The PSP legitimately rocked. It had several great exclusives and a large backlog of compatible PS1 games. I actually ran hacked firmware on mine and dabbled a little into homebrew. Mostly to run (you guessed it) emulators. Given all of the buttons are the same, the PSP is an excellent portable SNES emulator.
That and it blew the graphical capabilities of the DS out of the water. I always thought the touchscreen was a stupid gimmick, but it did allow for some interesting gameplay. But the PSP was just leaps and bounds ahead in terms of power.
Oh I lived it too. We were still using 1.4 MB floppy disks for school projects in '04. I think the computer class teacher finally started asking people to use flash drives in '06 or '07. I was walking around with a whole two gigs (wow!) in my pocket. I felt like a god. When we went to flash drives, we all started sharing the music we downloaded from Kazaa and Limewire with each other because now the required kit for computer class had the headroom to allow that. Many of us still lugged around CD players if we didn’t have iPods but the flash drives made burning mixes for each other so much easier.
Another kid in a class below me got HEAVY into emulators. So he started telling us how to download ROMs and we’d all be playing Turok and Ocarina and Pokemon on the school computers. Being a teenager in the late 00s was a riot.
Now, my Nintendo Switch has a memory card that’s smaller than my pinky nail, and it holds 200 times the capacity of those chap stick size flash drives. It’s wild. I remember being amazed at the PSP in its day, thinking surely it doesn’t get much better than that. I really appreciate how amazing the Switch and Steam Deck are, even if Tears of the Kingdom makes the poor little guy crap itself.
Anyway, I’ll wrap up this wall of text because it reeks of millennial. But it’s really cool that there’s still support for old tech like this…even if it’s too pricey for someone who isn’t neck deep into it to consider it lol
I have a '97 Honda Prelude Type SH. For the 5th generation, only about 60,000 USDM Preludes were made. The Type SH was more expensive.
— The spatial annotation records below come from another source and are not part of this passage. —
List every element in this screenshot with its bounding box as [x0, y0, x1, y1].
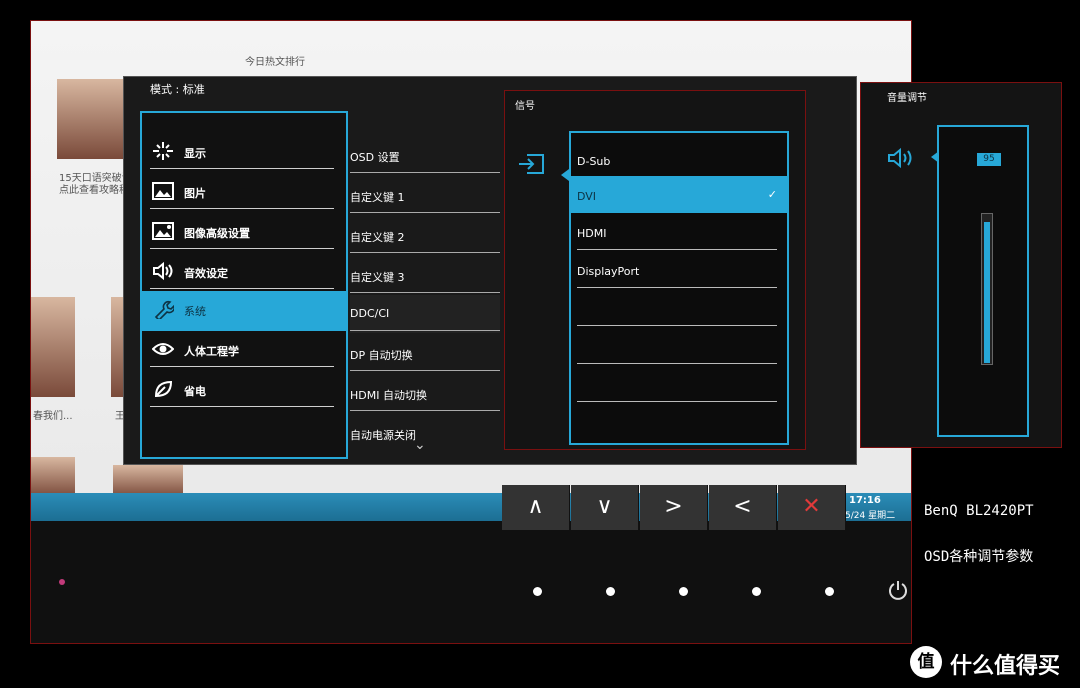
picture-icon [152, 182, 174, 200]
volume-slider-box: 95 [937, 125, 1029, 437]
signal-option-label: DisplayPort [577, 265, 640, 278]
input-source-icon [519, 154, 544, 174]
osd-main-menu: 显示 图片 图像高级设置 音效设定 系统 人体工程学 省电 [140, 111, 348, 459]
submenu-label: 自定义键 3 [350, 271, 405, 284]
signal-option-empty [571, 365, 787, 402]
screen-text: 春我们... [33, 411, 73, 422]
osd-mode-title: 模式 : 标准 [150, 83, 205, 96]
screen-text: 点此查看攻略秘 [59, 185, 129, 196]
signal-panel-title: 信号 [515, 101, 535, 112]
back-button[interactable]: < [709, 485, 777, 530]
up-button[interactable]: ∧ [502, 485, 570, 530]
screen-thumbnail [57, 79, 125, 159]
hardware-button[interactable] [679, 587, 688, 596]
wrench-icon [154, 300, 174, 319]
screen-thumbnail [31, 297, 75, 397]
menu-item-label: 音效设定 [184, 267, 228, 280]
menu-item-ergonomics[interactable]: 人体工程学 [142, 331, 346, 369]
signal-option-label: DVI [577, 190, 597, 203]
submenu-item-custom-key-3[interactable]: 自定义键 3 [350, 257, 500, 295]
volume-slider[interactable] [981, 213, 993, 365]
osd-nav-buttons: ∧ ∨ > < ✕ [502, 485, 847, 530]
submenu-label: 自动电源关闭 [350, 429, 416, 442]
signal-option-dsub[interactable]: D-Sub [571, 141, 787, 178]
signal-option-label: HDMI [577, 227, 607, 240]
submenu-item-custom-key-2[interactable]: 自定义键 2 [350, 217, 500, 255]
menu-item-system[interactable]: 系统 [142, 291, 346, 331]
brand-logo-icon: 值 [910, 646, 942, 678]
menu-item-advanced-picture[interactable]: 图像高级设置 [142, 213, 346, 251]
advanced-picture-icon [152, 222, 174, 240]
submenu-label: HDMI 自动切换 [350, 389, 427, 402]
subtitle-caption: OSD各种调节参数 [924, 549, 1034, 565]
screen-heading: 今日热文排行 [245, 57, 305, 68]
submenu-item-dp-auto-switch[interactable]: DP 自动切换 [350, 335, 500, 373]
speaker-icon [153, 261, 173, 281]
scroll-down-icon[interactable]: ⌄ [414, 437, 426, 453]
submenu-label: 自定义键 1 [350, 191, 405, 204]
signal-source-list: D-Sub DVI ✓ HDMI DisplayPort [569, 131, 789, 445]
screen-thumbnail [31, 457, 75, 497]
signal-option-empty [571, 289, 787, 326]
menu-item-picture[interactable]: 图片 [142, 173, 346, 211]
volume-slider-fill [984, 222, 990, 363]
hardware-button[interactable] [533, 587, 542, 596]
close-button[interactable]: ✕ [778, 485, 846, 530]
enter-button[interactable]: > [640, 485, 708, 530]
pointer-arrow-icon [561, 169, 569, 181]
hardware-button[interactable] [752, 587, 761, 596]
menu-item-eco[interactable]: 省电 [142, 371, 346, 409]
signal-option-hdmi[interactable]: HDMI [571, 213, 787, 250]
checkmark-icon: ✓ [767, 188, 777, 201]
menu-item-label: 显示 [184, 147, 206, 160]
display-icon [153, 142, 173, 160]
menu-item-label: 人体工程学 [184, 345, 239, 358]
submenu-label: DDC/CI [350, 307, 390, 320]
brand-name: 什么值得买 [950, 654, 1061, 679]
submenu-label: 自定义键 2 [350, 231, 405, 244]
submenu-label: OSD 设置 [350, 151, 400, 164]
monitor-bezel [31, 521, 911, 643]
submenu-item-hdmi-auto-switch[interactable]: HDMI 自动切换 [350, 375, 500, 413]
power-led [59, 579, 65, 585]
menu-item-label: 系统 [184, 305, 206, 318]
submenu-item-osd-settings[interactable]: OSD 设置 [350, 137, 500, 175]
hardware-button[interactable] [825, 587, 834, 596]
taskbar-date: 5/24 星期二 [845, 511, 896, 521]
signal-option-dvi[interactable]: DVI ✓ [571, 176, 787, 213]
menu-item-label: 图片 [184, 187, 206, 200]
volume-panel: 音量调节 95 [860, 82, 1062, 448]
model-caption: BenQ BL2420PT [924, 503, 1034, 519]
volume-panel-title: 音量调节 [887, 93, 927, 104]
power-icon[interactable] [887, 579, 909, 601]
signal-option-displayport[interactable]: DisplayPort [571, 251, 787, 288]
submenu-label: DP 自动切换 [350, 349, 413, 362]
signal-option-label: D-Sub [577, 155, 611, 168]
submenu-item-ddc-ci[interactable]: DDC/CI [350, 295, 500, 333]
signal-option-empty [571, 327, 787, 364]
menu-item-label: 省电 [184, 385, 206, 398]
leaf-icon [154, 380, 173, 398]
signal-panel: 信号 D-Sub DVI ✓ HDMI DisplayPort [504, 90, 806, 450]
volume-value: 95 [977, 153, 1001, 166]
menu-item-display[interactable]: 显示 [142, 133, 346, 171]
down-button[interactable]: ∨ [571, 485, 639, 530]
speaker-icon [888, 147, 912, 169]
eye-icon [152, 343, 174, 355]
hardware-button[interactable] [606, 587, 615, 596]
submenu-item-custom-key-1[interactable]: 自定义键 1 [350, 177, 500, 215]
menu-item-audio[interactable]: 音效设定 [142, 253, 346, 291]
taskbar-time: 17:16 [849, 495, 881, 506]
menu-item-label: 图像高级设置 [184, 227, 250, 240]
There was also no automatic option for the Type SH, and since manuals were already dying in the 90s, I’d guess that they didn’t even sell more than a few thousand of them.
It’s a little rough. One of these days, I’m gonna dump a few thousand bucks into it and make it beautiful. But we’re working on our house and some other things first. Someone put a bunch of those bluish LEDs all over the thing. I deconverted it back to soft white halogens.